他也知道自己荒唐,也知道自己偏执,更知道这个请求有多不合常理。
可他别无选择。
从年少初见,一眼沉沦,他的整颗心、往后余生,就全都系在了小雅的身上。
从前,他看着小雅为宋宴书欢喜,为宋宴书执拗,为宋宴书悲伤痛苦。
而今,他又看着她为周煜肝肠寸断,为周煜不眠不休,为周煜焦急崩溃。
唯独他,唯独对他,小雅似乎没有什么过激的情绪。
这一道道的失落,都令他他难过得几乎要死掉。
他也试过退后,试过克制,试过成全,可每一次退让,换来的都是自己无边无际的煎熬。
他放不下,真的放不下。
若是彻底离开,从此淡出她的世界,看着她和周煜安稳相守、岁岁年年。
他这一生,只会被困在无尽的思念与遗憾里,生生熬垮自己。
所以他宁愿退让底线,宁愿共享温柔,宁愿承受旁人无法理解的卑微,也不要彻底失去她。
“我知道这很荒唐。”
萧泽抬眸,眼底褪去了平日的温润,只剩下一片沉沉的落寞,声音轻得像风,却字字沉重:“我知道,情爱向来容不得分享,旁人听了只会觉得我偏执可笑。

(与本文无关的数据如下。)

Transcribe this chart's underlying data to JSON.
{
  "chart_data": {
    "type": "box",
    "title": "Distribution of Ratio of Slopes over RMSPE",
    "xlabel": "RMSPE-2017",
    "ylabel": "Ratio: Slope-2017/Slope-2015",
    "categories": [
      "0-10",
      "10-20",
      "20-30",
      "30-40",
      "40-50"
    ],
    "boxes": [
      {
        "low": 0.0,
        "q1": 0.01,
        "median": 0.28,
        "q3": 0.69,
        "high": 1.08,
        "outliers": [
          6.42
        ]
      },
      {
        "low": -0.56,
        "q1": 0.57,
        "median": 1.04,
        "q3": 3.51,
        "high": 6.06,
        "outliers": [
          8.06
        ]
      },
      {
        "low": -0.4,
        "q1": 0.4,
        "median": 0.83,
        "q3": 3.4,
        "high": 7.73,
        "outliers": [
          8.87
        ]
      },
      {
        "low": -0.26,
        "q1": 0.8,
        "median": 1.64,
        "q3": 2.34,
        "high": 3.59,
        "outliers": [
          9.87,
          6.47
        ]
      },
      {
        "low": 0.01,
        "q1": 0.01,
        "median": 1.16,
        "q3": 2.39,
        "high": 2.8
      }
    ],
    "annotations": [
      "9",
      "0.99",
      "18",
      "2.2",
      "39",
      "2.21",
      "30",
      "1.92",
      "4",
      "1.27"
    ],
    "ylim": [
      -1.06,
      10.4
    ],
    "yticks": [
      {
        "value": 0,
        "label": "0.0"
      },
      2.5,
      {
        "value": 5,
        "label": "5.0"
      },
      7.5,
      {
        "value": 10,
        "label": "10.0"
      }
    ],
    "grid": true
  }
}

可周煜,我守了她这么多年,爱了她这么多年,我做不到放手。”
他一字一顿,带着近乎绝望的诚恳,“我不求独得她的心意,不求名分,不求偏爱。
只要能留在她身边,能看着她,能护着她,能偶尔陪在她身边,就够了。”
周煜彻底懵了。
他原本以为,萧泽和所有喜欢大小姐的人一样,满心都是占有,满心都是想要独霸大小姐的温柔。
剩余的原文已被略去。